PORT ARTHUR, TX (KTRK) -- An East Texas activist is
$150,000 richer after his work fighting Port Arthur pollution was recognized.
Hilton Kelley won the Goldman Prize, sometimes referred to as the 'Green Nobel
Prize.'
Just one person in all of North America wins each
year, so we visited Kelley in Port Arthur to find out why he won and what we
could learn from him here.
Kelley grew up in the shadow of Port Arthur's
refineries, and despite moving away as a young man, he never stopped thinking
about them. He moved back to Port Arthur nearly 11 years ago when he realized
no one was taking care of the air above his hometown.
"People have been beaten down over time to the
point where they don't believe they even have rights anymore," he said.
So many of his old neighbors, Kelley thought, had
become complacent about his growing pollution concerns.
"You can tell them, but I don't know if they'll
listen," said his mother, Thessy Harris.
Kelley, who was honored on Monday with the $150,000
Goldman Prize for environmental activism, knew there was a way to make Port
Arthur's big industries listen.
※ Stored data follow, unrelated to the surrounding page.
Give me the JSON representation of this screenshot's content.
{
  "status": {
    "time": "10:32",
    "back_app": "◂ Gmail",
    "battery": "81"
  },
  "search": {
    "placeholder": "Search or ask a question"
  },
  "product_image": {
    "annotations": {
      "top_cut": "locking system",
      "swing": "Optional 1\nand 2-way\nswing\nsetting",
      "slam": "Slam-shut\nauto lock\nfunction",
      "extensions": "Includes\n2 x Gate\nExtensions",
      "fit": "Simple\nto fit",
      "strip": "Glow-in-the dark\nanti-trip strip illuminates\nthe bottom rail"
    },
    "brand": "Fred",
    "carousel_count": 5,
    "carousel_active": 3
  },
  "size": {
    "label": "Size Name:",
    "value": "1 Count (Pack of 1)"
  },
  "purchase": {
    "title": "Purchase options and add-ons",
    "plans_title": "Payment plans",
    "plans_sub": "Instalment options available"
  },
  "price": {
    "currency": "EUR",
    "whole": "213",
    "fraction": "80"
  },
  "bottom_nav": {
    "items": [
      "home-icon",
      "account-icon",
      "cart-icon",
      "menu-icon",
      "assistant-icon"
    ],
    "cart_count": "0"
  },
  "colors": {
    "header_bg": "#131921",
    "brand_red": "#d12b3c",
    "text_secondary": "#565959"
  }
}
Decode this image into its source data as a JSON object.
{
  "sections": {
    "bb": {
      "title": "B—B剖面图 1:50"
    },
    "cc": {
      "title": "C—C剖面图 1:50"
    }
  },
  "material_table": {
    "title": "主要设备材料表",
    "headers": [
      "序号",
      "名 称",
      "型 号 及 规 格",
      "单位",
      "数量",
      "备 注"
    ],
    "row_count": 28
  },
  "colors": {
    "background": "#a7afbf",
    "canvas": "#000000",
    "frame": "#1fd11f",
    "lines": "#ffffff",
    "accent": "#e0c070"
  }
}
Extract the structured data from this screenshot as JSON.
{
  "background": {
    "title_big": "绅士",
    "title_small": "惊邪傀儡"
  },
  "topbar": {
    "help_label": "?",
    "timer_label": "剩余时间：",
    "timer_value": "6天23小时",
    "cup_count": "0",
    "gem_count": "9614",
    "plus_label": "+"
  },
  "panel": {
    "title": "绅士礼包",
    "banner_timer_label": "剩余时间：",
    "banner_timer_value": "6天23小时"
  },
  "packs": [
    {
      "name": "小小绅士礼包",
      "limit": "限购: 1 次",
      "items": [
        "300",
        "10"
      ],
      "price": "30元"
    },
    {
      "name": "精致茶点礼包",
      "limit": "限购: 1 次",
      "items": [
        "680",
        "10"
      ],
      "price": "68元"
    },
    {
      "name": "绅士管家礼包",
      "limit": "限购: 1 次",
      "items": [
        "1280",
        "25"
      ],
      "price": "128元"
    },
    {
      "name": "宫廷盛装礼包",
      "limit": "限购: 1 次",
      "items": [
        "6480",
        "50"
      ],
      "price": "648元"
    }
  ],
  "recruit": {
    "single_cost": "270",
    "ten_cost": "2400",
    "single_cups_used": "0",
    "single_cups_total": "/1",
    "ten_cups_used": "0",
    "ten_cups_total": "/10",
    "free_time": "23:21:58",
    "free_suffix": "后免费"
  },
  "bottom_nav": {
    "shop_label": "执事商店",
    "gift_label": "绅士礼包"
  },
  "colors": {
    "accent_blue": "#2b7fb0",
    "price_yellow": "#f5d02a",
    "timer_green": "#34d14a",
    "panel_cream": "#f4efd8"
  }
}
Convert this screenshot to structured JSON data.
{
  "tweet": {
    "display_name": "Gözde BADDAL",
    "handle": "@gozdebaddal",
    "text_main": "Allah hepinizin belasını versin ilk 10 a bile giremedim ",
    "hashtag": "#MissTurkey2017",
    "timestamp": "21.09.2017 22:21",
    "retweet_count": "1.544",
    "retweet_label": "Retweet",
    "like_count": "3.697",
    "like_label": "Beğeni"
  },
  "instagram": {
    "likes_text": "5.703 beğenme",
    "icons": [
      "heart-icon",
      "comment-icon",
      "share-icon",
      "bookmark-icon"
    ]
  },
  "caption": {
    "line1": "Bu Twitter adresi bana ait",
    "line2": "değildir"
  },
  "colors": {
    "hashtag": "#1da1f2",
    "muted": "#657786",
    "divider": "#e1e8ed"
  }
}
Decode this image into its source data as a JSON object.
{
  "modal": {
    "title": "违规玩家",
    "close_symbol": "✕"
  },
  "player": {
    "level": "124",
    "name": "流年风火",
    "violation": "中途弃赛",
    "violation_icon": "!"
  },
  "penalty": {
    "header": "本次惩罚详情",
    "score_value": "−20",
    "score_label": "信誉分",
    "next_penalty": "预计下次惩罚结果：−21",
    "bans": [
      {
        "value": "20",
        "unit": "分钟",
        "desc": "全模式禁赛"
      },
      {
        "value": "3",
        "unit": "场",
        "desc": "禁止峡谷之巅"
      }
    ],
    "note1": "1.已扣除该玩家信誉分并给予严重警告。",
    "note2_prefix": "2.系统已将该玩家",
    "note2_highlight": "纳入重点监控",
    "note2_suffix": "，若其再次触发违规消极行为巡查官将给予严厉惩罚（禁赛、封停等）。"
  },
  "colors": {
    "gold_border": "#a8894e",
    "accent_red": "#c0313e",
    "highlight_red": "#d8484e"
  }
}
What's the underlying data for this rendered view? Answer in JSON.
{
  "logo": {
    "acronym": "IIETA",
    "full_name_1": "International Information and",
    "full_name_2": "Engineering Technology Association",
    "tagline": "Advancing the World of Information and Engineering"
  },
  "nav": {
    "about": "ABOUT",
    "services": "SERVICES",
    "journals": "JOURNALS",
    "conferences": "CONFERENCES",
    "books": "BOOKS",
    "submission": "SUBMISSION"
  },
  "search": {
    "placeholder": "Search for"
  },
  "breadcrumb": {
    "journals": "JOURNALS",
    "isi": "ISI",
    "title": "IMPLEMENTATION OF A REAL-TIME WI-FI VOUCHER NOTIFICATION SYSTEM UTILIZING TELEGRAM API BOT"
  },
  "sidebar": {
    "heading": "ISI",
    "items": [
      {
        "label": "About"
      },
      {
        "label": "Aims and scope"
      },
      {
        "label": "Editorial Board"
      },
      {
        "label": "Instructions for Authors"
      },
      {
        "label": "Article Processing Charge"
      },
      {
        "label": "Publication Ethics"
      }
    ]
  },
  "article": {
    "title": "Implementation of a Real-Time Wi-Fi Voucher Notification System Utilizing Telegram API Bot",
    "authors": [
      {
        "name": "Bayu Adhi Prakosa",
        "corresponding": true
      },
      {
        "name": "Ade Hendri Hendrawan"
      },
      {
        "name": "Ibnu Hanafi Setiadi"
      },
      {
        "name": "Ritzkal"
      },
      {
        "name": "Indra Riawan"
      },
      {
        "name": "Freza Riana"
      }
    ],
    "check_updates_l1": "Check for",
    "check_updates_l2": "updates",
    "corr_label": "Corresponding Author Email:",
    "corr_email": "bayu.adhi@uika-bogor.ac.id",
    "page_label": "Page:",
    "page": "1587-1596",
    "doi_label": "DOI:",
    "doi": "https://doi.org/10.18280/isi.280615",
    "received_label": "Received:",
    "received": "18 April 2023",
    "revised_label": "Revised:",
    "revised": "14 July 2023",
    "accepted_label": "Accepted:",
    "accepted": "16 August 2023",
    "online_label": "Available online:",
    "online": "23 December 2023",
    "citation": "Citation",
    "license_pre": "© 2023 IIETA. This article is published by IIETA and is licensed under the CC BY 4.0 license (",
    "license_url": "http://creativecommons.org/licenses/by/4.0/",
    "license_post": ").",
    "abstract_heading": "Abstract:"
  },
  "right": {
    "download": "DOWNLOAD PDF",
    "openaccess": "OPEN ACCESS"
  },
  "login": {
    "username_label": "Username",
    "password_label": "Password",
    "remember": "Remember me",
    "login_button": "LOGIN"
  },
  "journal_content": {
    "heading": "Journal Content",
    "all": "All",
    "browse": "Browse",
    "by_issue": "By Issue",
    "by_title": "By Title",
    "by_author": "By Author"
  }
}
At first, it was as simple as a 5-gallon bucket
and a hand pump to test potentially toxic air.
"We used it to grab ambient air that's around
us to try and identify exactly what type of chemicals ... are in the air at any
given time," he said.
Starting in 2001, Kelley took samples with his
modified bucket and hand pump, sent them to a lab and results showed air toxic
levels higher than industry and the state previously owned up to.
"The state is supposed to do it, but we've
learned we can't rely on the state," Kelley said.
And it wasn't just there. Kelley brought his bucket
and more recently more high-tech tools to the Houston area, where he says the
results were the same.
"We picked up very, very high readings of
benzene, which is a known cancer-causing chemical, a carcinogen. It was really
off the charts," he said.
In Houston, activists have long complained that
state air monitoring is almost non-existent and industry monitoring is too
secretive, but once Kelley had his own data, the industry and the state paid
attention. He's won emission reductions in Port Arthur and convinced the Motiva
Refinery to create a $3.5 million community fund.
"What are our communities? Sacrifice zones for
the nation to have clean-burning gasoline and petrochemical products,"
Kelley said.
The lesson of Kelley's success in Port Arthur is not
an easy one. It took years to get his own neighbors to listen, let alone big
companies.
"Industry is listening to the Community
In-Power Development Association now; it's been a long climb up," he said.
And he is still climbing. When Kelley started his
work, he thought it would be a two to three year job. Ten years later, he is
still working and doesn't know when it will end.